Insgesamt gab es acht Programmpunkte. Das waren der Tanz des Hofnarren, der Circassian Circle und eine Modenschau mit Kleidern aus längst vergangenen Zeiten. Daran waren insgesamt 26 Kinder beteiligt, die – bekleidet als Zofe, König, Königin und Bauernmädchen über den „Catwalk“ gingen. Zudem hatte eine weitere Gruppe den „Chapeloise-Tanz“ einstudiert. Dabei handelt es sich um einen traditionellen Volkstanz mit Partnerwechsel. Zum Ende der rund einstündigen Veranstaltung gab es – passend zum Thema – das Motto-Lied vom Ritter Culemborg. Verabschiedet wurden die jungen Darsteller und Darstellerinnen mit langanhaltendem Beifall.
Veranstaltung mit Tradition

Der Plattdeutsche Abend des Werther Heimatvereins hat schon Tradition, wurde er doch im vergangenen November schon zum 36. Mal aufgeführt. Anlässlich der 600-Jahr-Feier gab es am Donnerstag (18.6.) eine besondere Aufführung in der Stadthalle. Dabei gab es im wahrsten Sinn des Wortes einige Misstöne, denn die Lautsprecheranlage entwickelte teilweise ein recht lautes Eigenleben. Das störte zwar etwas, wirkte sich jedoch nicht auf die Stimmung des Publikums aus.
Zunächst stand Dorfausrufer Reinhold Pries im Mittelpunkt, begrüßte er doch die zahlreichen Besucher teils auf hochdeutsch, teils auf platt. Auch Frank Graffe, der Vorsitzende des Heimatvereins sprach einige Begrüßungsworte. Johann Radstaak moderierte nicht nur den Abend, sondern sorgte zwischendurch mit seinen „Dönkes“ und Geschichten für beste Unterhaltung.

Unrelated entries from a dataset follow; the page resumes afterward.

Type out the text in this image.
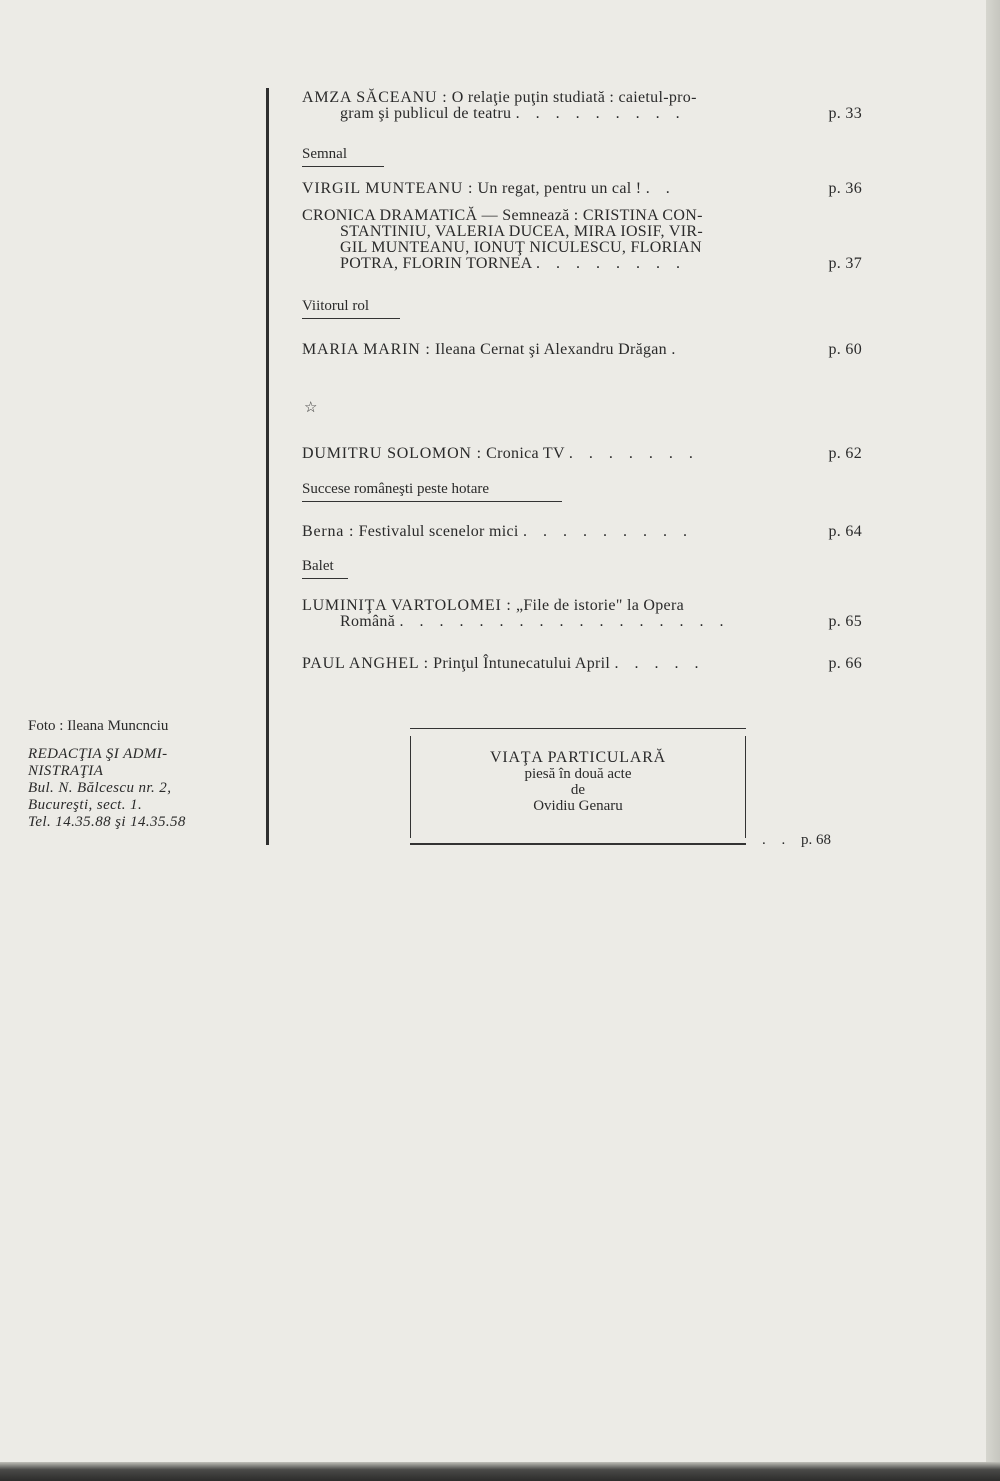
AMZA SĂCEANU : O relaţie puţin studiată : caietul-pro-
gram şi publicul de teatru . . . . . . . . .	p. 33
Semnal
VIRGIL MUNTEANU : Un regat, pentru un cal ! . .	p. 36
CRONICA DRAMATICĂ — Semnează : CRISTINA CON-
STANTINIU, VALERIA DUCEA, MIRA IOSIF, VIR-
GIL MUNTEANU, IONUŢ NICULESCU, FLORIAN
POTRA, FLORIN TORNEA . . . . . . . .	p. 37
Viitorul rol
MARIA MARIN : Ileana Cernat şi Alexandru Drăgan .	p. 60
DUMITRU SOLOMON : Cronica TV . . . . . . .	p. 62
Succese româneşti peste hotare
Berna : Festivalul scenelor mici . . . . . . . . .	p. 64
Balet
LUMINIŢA VARTOLOMEI : „File de istorie" la Opera
Română . . . . . . . . . . . . . . . . .	p. 65
PAUL ANGHEL : Prinţul Întunecatului April . . . . .	p. 66
☆
VIAŢA PARTICULARĂ
piesă în două acte
de
Ovidiu Genaru
. . p. 68
Foto : Ileana Muncnciu
REDACŢIA ŞI ADMI-
NISTRAŢIA
Bul. N. Bălcescu nr. 2,
Bucureşti, sect. 1.
Tel. 14.35.88 şi 14.35.58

Insgesamt standen acht Vorträge auf dem Programm. Thema waren ein Totenhemd, eine Theologieprüfung oder auch eine Goldenen Hochzeit. Annette Baumann erzählte die Geschichte von Jans Brömelkamp. Auch die Tücken moderner Telefone, die im Gegensatz zu früher keine Wählscheibe und auch keine Schnur mehr haben, kamen durch Agnes Mülleneisen zur Sprache. Christoph Ostendorp erklärte den Besuchern, dass es manchmal besser ist, einen richtigen Tapezierer zu holen, als selbst zu versuchen, die Tapetenbahnen an die Wand zu kleben. Zudem stellte sich bei den Sketchen heraus, dass der Verlass auf das Navi nicht unbedingt zum Ziel führt. Zudem wurde darüber gesprochen, was auf einer Parkbank möglich ist, und wie Alpträume zu kleinen ehelichen Auseinandersetzungen führen können.

Artikel vom 15. Juni 2026
Zwischen den einzelnen Vorträgen wurden diverse Volkslieder gesungen. Die musikalische Begleitung dazu lieferte Christa Gasseling mit ihrem Akkordeon. Johann Radstaak glänzte mit diversen Anekdoten. In einer etwas längeren Pause standen für die Besucher belegte Brote, Brezeln und Kaltgetränke bereit. Auch nach dem offiziellen Ende, saßen viele Besucher beisammen, um den Abend nochmal Revue passieren zu lassen und dabei das eine oder andere Kaltgetränk zu genießen.
Es war ein Abend, wie man ihn von den bisherigen Plattdeutschen Abenden des Heimatvereins kennt. Die Darsteller zeigten sich von ihrer humorvollen Seite. Einzig das Eigenleben der Lautsprecher sorgte buchstäblich für Misstöne und sorgte zudem dafür, dass die Darsteller nicht immer gut zu verstehen waren. Wie Frank Graffe ankündigte, wird es im November einen weiteren Plattdeutschen Abend geben. Dann auch wieder im Jugendheim mit sicherlich besserer Akustik.